The concept involves raising genetically engineered pigs in a biosecure facility, of which there are “two or three” in the United States, to ensure the cells are infection free. “The pig will be the answer to our problems,” Dr. Cooper said.

At Harvard, meanwhile, researchers are developing a way to produce pluripotent stem cells using an individual’s own blood cells that function like embryonic stem cells, but can multiply in a virtually unlimited fashion, Chad Cowan, PhD, reported. The challenge with using stem cells produced from an individual’s own cells has been the “immune barrier” – that is, the person’s immune system would attack the new cells.

However, Dr. Cowan and his team have found a way around this so-called “immune barrier” by producing “universal donor” pluripotent stem cell lines.

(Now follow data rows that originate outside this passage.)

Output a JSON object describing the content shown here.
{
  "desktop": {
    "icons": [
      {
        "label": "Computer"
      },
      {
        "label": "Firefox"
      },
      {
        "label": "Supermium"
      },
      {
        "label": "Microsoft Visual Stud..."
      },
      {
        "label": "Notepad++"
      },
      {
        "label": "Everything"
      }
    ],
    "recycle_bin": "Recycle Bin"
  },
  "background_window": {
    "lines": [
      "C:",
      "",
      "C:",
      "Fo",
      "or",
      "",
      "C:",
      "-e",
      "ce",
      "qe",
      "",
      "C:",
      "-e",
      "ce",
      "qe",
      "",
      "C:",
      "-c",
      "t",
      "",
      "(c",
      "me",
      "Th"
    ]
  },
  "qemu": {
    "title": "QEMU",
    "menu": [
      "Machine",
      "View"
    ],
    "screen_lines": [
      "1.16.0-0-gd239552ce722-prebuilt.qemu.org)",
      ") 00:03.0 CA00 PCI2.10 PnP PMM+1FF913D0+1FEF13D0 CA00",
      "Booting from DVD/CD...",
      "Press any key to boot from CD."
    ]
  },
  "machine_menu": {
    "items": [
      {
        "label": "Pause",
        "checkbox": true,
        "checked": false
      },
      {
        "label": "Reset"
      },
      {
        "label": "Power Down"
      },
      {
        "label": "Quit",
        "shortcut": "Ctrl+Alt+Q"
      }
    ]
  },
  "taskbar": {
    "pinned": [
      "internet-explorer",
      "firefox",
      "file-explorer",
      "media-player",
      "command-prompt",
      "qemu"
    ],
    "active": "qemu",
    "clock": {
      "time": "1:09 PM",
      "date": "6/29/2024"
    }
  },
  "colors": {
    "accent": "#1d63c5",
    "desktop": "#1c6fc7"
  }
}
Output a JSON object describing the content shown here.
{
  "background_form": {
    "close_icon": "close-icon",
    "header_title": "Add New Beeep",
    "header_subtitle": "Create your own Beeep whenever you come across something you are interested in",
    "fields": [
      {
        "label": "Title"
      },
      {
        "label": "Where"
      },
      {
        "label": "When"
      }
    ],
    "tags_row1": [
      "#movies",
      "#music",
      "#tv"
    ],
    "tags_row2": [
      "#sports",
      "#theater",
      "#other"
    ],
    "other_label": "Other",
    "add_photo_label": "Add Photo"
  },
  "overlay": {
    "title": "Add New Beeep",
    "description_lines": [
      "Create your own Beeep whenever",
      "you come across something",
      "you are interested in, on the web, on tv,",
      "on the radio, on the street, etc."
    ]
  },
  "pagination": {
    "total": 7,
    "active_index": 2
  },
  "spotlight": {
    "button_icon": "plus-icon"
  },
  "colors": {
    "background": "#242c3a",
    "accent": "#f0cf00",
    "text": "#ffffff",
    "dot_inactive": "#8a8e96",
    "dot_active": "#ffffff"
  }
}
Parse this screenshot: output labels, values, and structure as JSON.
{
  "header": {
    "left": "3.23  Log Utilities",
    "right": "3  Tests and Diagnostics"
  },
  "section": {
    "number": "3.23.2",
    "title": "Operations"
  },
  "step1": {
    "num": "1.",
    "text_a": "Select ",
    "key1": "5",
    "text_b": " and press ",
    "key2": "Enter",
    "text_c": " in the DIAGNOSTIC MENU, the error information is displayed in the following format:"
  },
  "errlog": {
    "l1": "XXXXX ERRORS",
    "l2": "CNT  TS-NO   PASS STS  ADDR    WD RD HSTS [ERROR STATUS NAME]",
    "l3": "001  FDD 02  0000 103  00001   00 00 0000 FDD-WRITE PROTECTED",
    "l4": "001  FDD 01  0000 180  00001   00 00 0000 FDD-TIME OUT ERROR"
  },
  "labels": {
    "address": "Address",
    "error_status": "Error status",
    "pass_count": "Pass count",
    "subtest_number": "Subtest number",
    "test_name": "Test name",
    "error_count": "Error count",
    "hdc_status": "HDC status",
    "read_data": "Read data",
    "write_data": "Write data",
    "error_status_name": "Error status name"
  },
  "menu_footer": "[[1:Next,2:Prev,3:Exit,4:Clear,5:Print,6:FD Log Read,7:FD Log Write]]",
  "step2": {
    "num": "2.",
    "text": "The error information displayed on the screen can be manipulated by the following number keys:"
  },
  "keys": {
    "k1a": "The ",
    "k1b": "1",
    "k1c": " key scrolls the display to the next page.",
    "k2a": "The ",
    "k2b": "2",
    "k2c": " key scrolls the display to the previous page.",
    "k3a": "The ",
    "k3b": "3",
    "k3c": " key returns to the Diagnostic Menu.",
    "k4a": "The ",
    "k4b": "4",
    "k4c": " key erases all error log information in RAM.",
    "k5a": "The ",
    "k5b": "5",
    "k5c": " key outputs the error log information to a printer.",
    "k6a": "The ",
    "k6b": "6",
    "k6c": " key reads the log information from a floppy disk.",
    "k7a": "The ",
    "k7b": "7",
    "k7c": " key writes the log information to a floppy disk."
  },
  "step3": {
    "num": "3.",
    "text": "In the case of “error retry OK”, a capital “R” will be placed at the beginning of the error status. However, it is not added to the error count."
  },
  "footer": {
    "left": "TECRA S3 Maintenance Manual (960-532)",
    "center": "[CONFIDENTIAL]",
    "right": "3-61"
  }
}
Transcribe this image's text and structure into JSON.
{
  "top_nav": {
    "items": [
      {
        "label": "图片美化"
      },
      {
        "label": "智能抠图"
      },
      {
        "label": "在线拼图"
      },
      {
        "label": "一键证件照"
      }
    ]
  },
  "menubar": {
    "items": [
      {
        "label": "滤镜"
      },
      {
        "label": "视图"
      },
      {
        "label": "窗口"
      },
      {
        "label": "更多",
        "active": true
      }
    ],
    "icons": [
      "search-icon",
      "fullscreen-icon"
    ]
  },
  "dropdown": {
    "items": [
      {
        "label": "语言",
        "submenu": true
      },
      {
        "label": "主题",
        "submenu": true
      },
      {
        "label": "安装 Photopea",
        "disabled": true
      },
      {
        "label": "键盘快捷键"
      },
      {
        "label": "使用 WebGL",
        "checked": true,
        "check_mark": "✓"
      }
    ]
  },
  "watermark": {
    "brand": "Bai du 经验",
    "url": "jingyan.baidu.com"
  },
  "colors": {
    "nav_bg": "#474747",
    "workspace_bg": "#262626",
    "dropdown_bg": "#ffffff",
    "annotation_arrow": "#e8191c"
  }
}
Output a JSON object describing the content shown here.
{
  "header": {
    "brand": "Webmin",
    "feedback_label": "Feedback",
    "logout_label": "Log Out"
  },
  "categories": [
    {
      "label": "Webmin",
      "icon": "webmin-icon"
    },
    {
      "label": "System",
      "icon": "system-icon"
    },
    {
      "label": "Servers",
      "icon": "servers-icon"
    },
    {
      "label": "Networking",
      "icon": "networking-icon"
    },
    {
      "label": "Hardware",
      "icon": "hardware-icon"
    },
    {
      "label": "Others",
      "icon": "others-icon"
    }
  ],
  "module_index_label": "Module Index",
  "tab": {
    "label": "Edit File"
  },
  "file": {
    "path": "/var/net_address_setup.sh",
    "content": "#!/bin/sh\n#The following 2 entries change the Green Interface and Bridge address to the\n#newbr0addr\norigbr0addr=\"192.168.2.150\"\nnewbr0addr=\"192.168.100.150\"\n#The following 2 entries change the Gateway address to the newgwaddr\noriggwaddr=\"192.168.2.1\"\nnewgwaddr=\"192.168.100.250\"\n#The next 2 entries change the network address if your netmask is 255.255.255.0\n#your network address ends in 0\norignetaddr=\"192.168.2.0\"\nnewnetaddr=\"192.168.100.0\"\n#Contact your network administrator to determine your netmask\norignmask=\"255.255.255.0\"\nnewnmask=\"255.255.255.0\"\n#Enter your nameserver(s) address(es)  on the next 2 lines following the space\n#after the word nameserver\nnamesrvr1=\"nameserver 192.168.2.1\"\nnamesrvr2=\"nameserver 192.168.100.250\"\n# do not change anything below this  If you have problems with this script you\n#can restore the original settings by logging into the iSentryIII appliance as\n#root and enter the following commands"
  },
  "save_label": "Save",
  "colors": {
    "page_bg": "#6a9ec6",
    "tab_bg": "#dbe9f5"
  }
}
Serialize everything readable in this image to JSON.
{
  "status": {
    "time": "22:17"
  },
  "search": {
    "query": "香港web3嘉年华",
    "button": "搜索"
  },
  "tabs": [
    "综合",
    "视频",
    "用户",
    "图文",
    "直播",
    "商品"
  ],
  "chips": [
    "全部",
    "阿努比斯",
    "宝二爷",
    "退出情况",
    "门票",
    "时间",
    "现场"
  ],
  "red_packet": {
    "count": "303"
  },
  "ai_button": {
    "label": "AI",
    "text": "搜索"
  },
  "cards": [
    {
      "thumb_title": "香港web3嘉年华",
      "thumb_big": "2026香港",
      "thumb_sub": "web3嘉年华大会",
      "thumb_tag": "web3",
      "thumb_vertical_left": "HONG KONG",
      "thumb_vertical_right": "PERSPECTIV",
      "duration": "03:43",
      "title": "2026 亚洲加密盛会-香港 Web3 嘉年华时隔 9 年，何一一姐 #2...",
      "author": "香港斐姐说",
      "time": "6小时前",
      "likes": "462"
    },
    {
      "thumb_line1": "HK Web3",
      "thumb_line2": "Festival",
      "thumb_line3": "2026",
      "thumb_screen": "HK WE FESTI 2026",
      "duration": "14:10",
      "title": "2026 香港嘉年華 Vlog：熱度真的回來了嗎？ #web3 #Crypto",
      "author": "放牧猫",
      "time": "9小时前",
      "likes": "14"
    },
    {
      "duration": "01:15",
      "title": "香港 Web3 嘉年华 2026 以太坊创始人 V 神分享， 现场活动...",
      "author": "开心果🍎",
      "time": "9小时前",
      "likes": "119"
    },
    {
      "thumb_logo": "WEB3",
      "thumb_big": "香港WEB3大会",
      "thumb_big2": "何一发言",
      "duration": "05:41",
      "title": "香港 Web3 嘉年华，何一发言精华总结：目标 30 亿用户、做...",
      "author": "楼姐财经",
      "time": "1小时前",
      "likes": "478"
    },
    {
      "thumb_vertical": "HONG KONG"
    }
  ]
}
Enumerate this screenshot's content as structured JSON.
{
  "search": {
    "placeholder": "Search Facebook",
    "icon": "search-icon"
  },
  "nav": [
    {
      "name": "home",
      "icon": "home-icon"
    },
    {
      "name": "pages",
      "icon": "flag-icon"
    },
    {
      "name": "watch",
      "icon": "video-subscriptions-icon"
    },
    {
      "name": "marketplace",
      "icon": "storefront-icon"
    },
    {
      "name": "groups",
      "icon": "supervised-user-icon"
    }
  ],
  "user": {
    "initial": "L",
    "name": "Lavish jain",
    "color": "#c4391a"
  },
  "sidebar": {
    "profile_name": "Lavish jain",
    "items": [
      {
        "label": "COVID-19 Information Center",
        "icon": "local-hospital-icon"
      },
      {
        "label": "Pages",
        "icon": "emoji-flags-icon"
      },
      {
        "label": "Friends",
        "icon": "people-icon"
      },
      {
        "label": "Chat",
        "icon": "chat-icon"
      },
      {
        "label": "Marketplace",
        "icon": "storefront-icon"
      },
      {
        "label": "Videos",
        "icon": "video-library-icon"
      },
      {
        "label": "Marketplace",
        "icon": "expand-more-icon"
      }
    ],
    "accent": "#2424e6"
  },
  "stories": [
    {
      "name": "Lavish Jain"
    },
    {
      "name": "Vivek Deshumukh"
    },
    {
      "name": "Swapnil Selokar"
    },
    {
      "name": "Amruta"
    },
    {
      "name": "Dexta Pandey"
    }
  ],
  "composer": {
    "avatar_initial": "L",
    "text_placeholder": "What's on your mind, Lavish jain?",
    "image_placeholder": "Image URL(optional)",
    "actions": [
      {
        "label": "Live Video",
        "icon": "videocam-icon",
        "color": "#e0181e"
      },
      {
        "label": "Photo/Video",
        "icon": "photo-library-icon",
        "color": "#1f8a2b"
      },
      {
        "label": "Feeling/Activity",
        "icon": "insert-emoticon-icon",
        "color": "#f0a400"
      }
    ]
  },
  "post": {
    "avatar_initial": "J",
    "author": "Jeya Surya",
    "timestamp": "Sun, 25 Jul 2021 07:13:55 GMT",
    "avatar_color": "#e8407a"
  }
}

“You have an unlimited supply of cells,” Dr. Cowan said. “The key, though, is to teach these cells to do something, and because they come from a very early stage in development, they have the ability to become any of the adult cells in the human body. Our mission has been to teach them to become insulin-producing beta cells.”

The idea is to grow an “off-the-shelf, quality-controlled” product that can be produced in large numbers. By editing the genes, the researchers aim to reduce the immunogenicity of these cells and induce tolerance.

The work is some time away from human trials. “Once created, the next step would be to test these universal donor pluripotent stem cell lines in a humanized mouse model of type 1 diabetes,” Dr. Cowan said.

This type of gene editing also could have implications beyond diabetes, Dr. Cowan said. “If successful, our proposed work could have an enormous impact on regenerative medicine,” he said. “It could lead the way to rigorously tested universal donor stem cells that could be grown and differentiated into very large numbers of cells, made widely available to all medical institutions and used on demand to treat patients suffering from type 1 diabetes and a variety of degenerative illnesses,” including Parkinson’s disease.

Dr. Cowan and Dr. Cooper reported having no financial disclosures.